Yesterday, on the last improbably warm day of this beautiful fall, I finished putting the gardens to bed. On Thursday I planted the garlic, pushing fat cloves down into yielding soil, and set the containers against a stone wall in our front garden where they will receive reflected heat and light, and yesterday I mulched them and tucked leaves deep around the containers.
Yesterday I pulled the last of the tomatoes, harvesting the green fruit, and picked red and green peppers. One final, fibrous eggplant revealed itself, too woody to be eaten, and so with regret it went into the compost. All the containers are now tucked away; the walks swept; leaves mounded on the gardens; a couple of nursery trees dug down into the soil to overwinter; patio furniture put away; the air conditioning compressor covered; verandahs swept.

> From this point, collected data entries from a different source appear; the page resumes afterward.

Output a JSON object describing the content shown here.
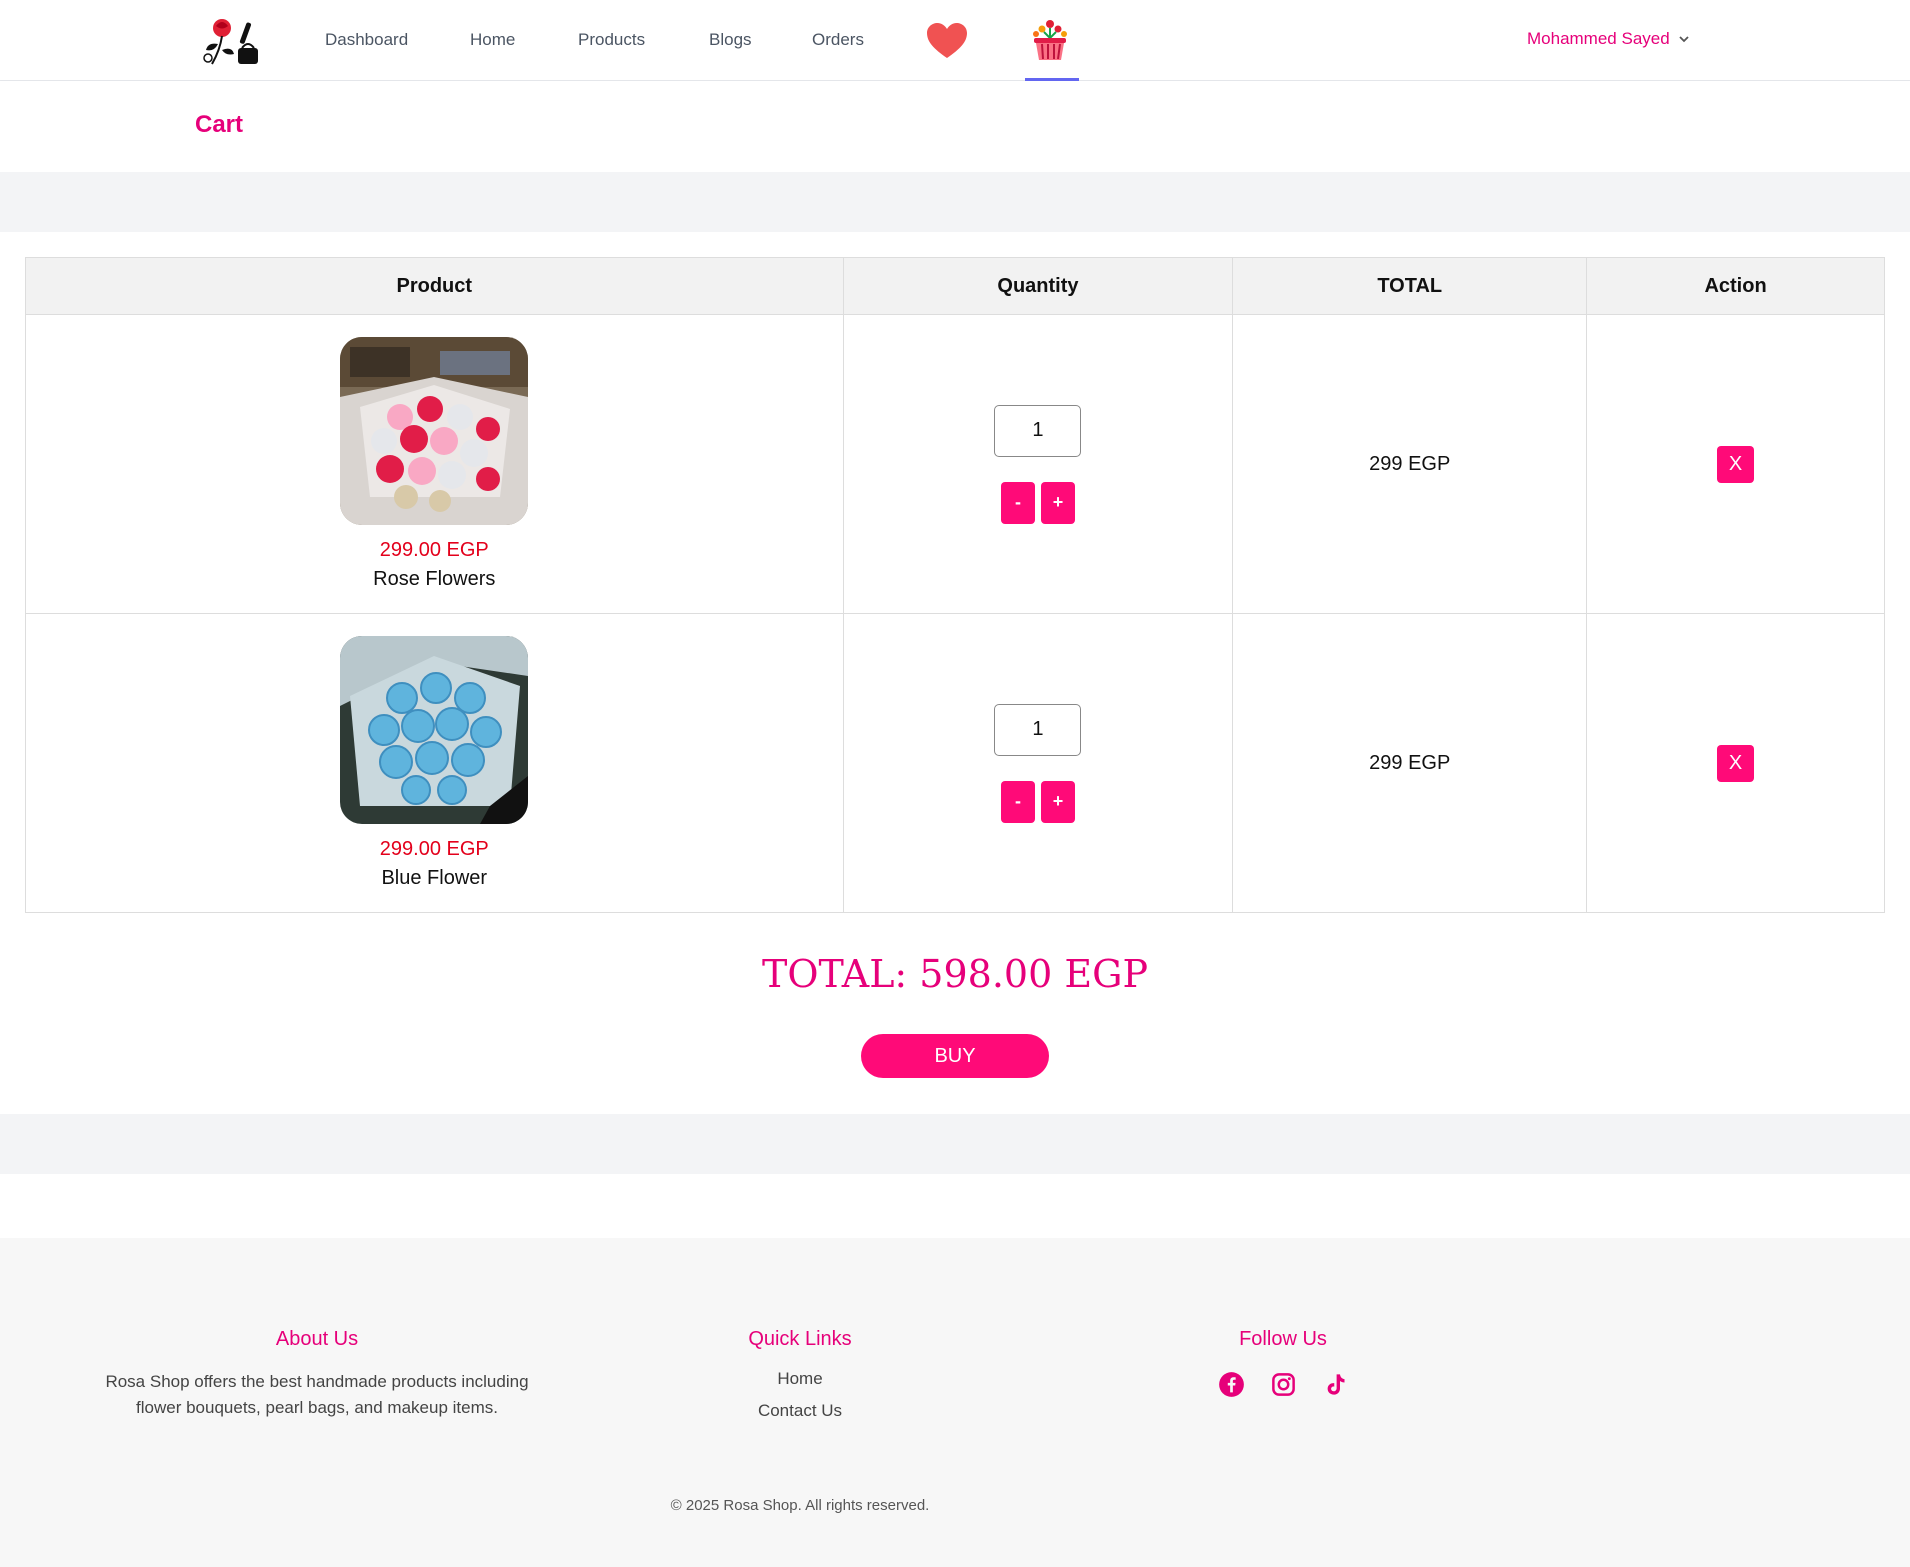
{
  "nav": {
    "links": [
      "Dashboard",
      "Home",
      "Products",
      "Blogs",
      "Orders"
    ],
    "user_name": "Mohammed Sayed",
    "icons": [
      "rosa-shop-logo-icon",
      "heart-icon",
      "flower-basket-icon",
      "chevron-down-icon"
    ]
  },
  "page": {
    "title": "Cart"
  },
  "table": {
    "headers": [
      "Product",
      "Quantity",
      "TOTAL",
      "Action"
    ],
    "rows": [
      {
        "price": "299.00 EGP",
        "name": "Rose Flowers",
        "quantity": "1",
        "line_total": "299 EGP",
        "minus": "-",
        "plus": "+",
        "remove": "X"
      },
      {
        "price": "299.00 EGP",
        "name": "Blue Flower",
        "quantity": "1",
        "line_total": "299 EGP",
        "minus": "-",
        "plus": "+",
        "remove": "X"
      }
    ]
  },
  "summary": {
    "total": "TOTAL: 598.00 EGP",
    "buy_label": "BUY"
  },
  "footer": {
    "about": {
      "title": "About Us",
      "text_line1": "Rosa Shop offers the best handmade products including",
      "text_line2": "flower bouquets, pearl bags, and makeup items."
    },
    "quick_links": {
      "title": "Quick Links",
      "links": [
        "Home",
        "Contact Us"
      ]
    },
    "follow": {
      "title": "Follow Us",
      "icons": [
        "facebook-icon",
        "instagram-icon",
        "tiktok-icon"
      ]
    },
    "copyright": "© 2025 Rosa Shop. All rights reserved."
  },
  "colors": {
    "brand": "#e6007a",
    "button": "#ff0a78",
    "price": "#e3001b",
    "active_underline": "#6366f1"
  }
}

The final task—the one I always put off until last—was to clean out the eavestroughs on the garage. A few years ago we had the eavestroughs on the house replaced and covered with gutter shields, and this has saved us from needing to wedge an extension ladder between the houses, climb up two stories and stick our heads above the roofline in the narrow space, hoping not to swallow too much leaf litter while hauling it out. But the garage eavestroughs are old and uncovered, and fill up over the season with decaying leaf material and bits of grit from the old shingles. Usually I complete this messy task on the last possible day, while rain and flurries swirl about my frozen head. Yesterday it merely rained, a warm rain, as I sang ‘Swamp Thing’ to myself and hauled buckets of sludge down a step ladder and dumped them into the compost (where they will make incredibly rich soil).

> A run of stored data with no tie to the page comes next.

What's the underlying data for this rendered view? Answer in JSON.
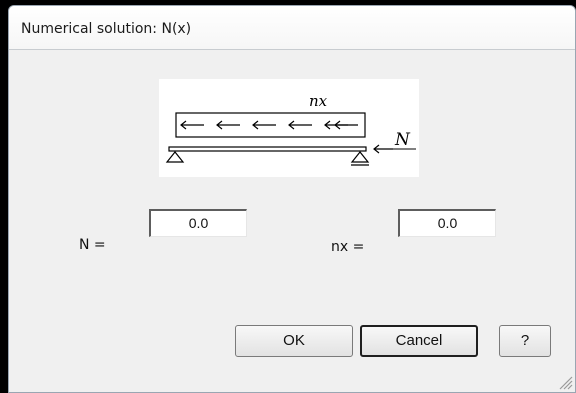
{
  "dialog": {
    "title": "Numerical solution: N(x)"
  },
  "diagram": {
    "load_label": "nx",
    "force_label": "N"
  },
  "fields": {
    "n_label": "N =",
    "n_value": "0.0",
    "nx_label": "nx =",
    "nx_value": "0.0"
  },
  "buttons": {
    "ok": "OK",
    "cancel": "Cancel",
    "help": "?"
  }
}
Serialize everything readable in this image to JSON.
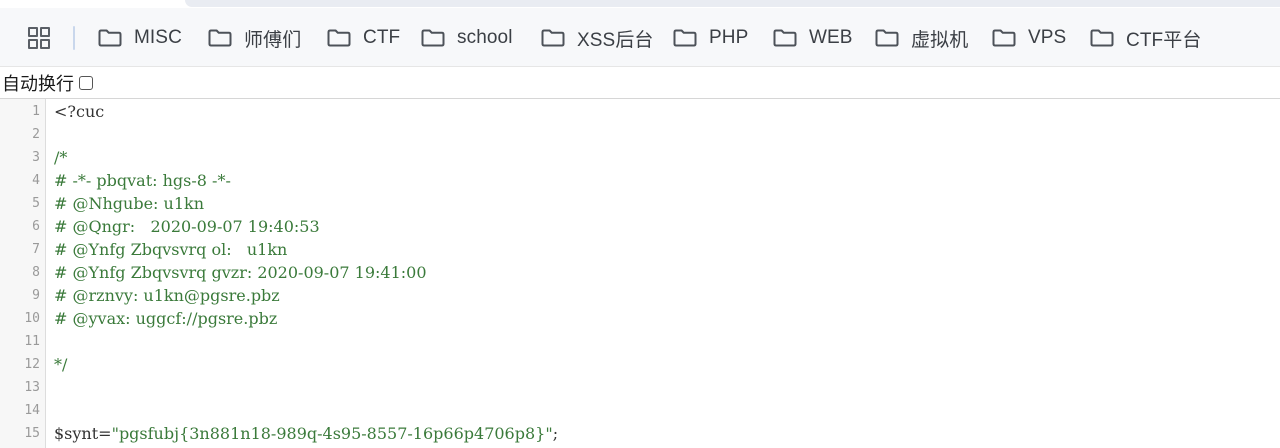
{
  "bookmarks": [
    {
      "label": "MISC",
      "icon": "folder-icon"
    },
    {
      "label": "师傅们",
      "icon": "folder-icon"
    },
    {
      "label": "CTF",
      "icon": "folder-icon"
    },
    {
      "label": "school",
      "icon": "folder-icon"
    },
    {
      "label": "XSS后台",
      "icon": "folder-icon"
    },
    {
      "label": "PHP",
      "icon": "folder-icon"
    },
    {
      "label": "WEB",
      "icon": "folder-icon"
    },
    {
      "label": "虚拟机",
      "icon": "folder-icon"
    },
    {
      "label": "VPS",
      "icon": "folder-icon"
    },
    {
      "label": "CTF平台",
      "icon": "folder-icon"
    }
  ],
  "apps_icon": "apps-grid-icon",
  "wrap_toggle": {
    "label": "自动换行",
    "checked": false
  },
  "code_lines": [
    {
      "n": "1",
      "text": "<?cuc",
      "kind": "php"
    },
    {
      "n": "2",
      "text": "",
      "kind": "plain"
    },
    {
      "n": "3",
      "text": "/*",
      "kind": "comment"
    },
    {
      "n": "4",
      "text": "# -*- pbqvat: hgs-8 -*-",
      "kind": "comment"
    },
    {
      "n": "5",
      "text": "# @Nhgube: u1kn",
      "kind": "comment"
    },
    {
      "n": "6",
      "text": "# @Qngr:   2020-09-07 19:40:53",
      "kind": "comment"
    },
    {
      "n": "7",
      "text": "# @Ynfg Zbqvsvrq ol:   u1kn",
      "kind": "comment"
    },
    {
      "n": "8",
      "text": "# @Ynfg Zbqvsvrq gvzr: 2020-09-07 19:41:00",
      "kind": "comment"
    },
    {
      "n": "9",
      "text": "# @rznvy: u1kn@pgsre.pbz",
      "kind": "comment"
    },
    {
      "n": "10",
      "text": "# @yvax: uggcf://pgsre.pbz",
      "kind": "comment"
    },
    {
      "n": "11",
      "text": "",
      "kind": "plain"
    },
    {
      "n": "12",
      "text": "*/",
      "kind": "comment"
    },
    {
      "n": "13",
      "text": "",
      "kind": "plain"
    },
    {
      "n": "14",
      "text": "",
      "kind": "plain"
    },
    {
      "n": "15",
      "text": "",
      "kind": "assign",
      "var": "$synt=",
      "str": "\"pgsfubj{3n881n18-989q-4s95-8557-16p66p4706p8}\"",
      "tail": ";"
    }
  ],
  "colors": {
    "comment": "#3a7a3a",
    "string": "#3a7a3a",
    "plain": "#333333",
    "gutter_bg": "#f7f7f7",
    "bar_bg": "#f7f8fa"
  }
}
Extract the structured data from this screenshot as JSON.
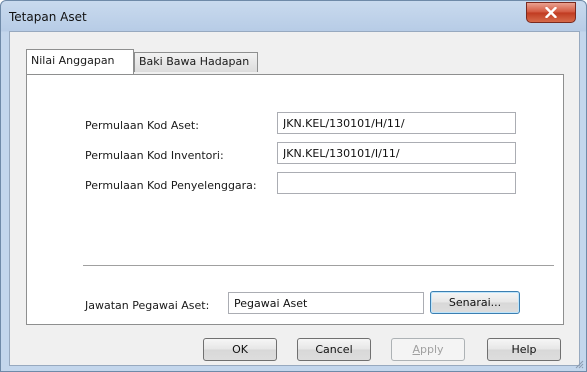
{
  "window": {
    "title": "Tetapan Aset"
  },
  "tabs": [
    {
      "label": "Nilai Anggapan",
      "active": true
    },
    {
      "label": "Baki Bawa Hadapan",
      "active": false
    }
  ],
  "form": {
    "kod_aset": {
      "label": "Permulaan Kod Aset:",
      "value": "JKN.KEL/130101/H/11/"
    },
    "kod_inventori": {
      "label": "Permulaan Kod Inventori:",
      "value": "JKN.KEL/130101/I/11/"
    },
    "kod_penyelenggara": {
      "label": "Permulaan Kod Penyelenggara:",
      "value": ""
    },
    "jawatan": {
      "label": "Jawatan Pegawai Aset:",
      "value": "Pegawai Aset"
    },
    "senarai_button": "Senarai..."
  },
  "buttons": {
    "ok": "OK",
    "cancel": "Cancel",
    "apply_first": "A",
    "apply_rest": "pply",
    "help": "Help"
  },
  "colors": {
    "close_button": "#c8472d",
    "focus_border": "#3c7fb1"
  }
}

Then I put the ladder away, swept the walks one last time, and cast my eyes over the gardens, looking for anything that might be vulnerable to winter. The only container plant left uncovered is the pineapple sage, now blooming in bright red fireworks, which I will cut and bring in today before tucking the very last of the pots away.
There are flurries in the forecast for tomorrow, and then it will be time to turn inward, to warm interior spaces, and hearty meals, and cozy evenings spent with books.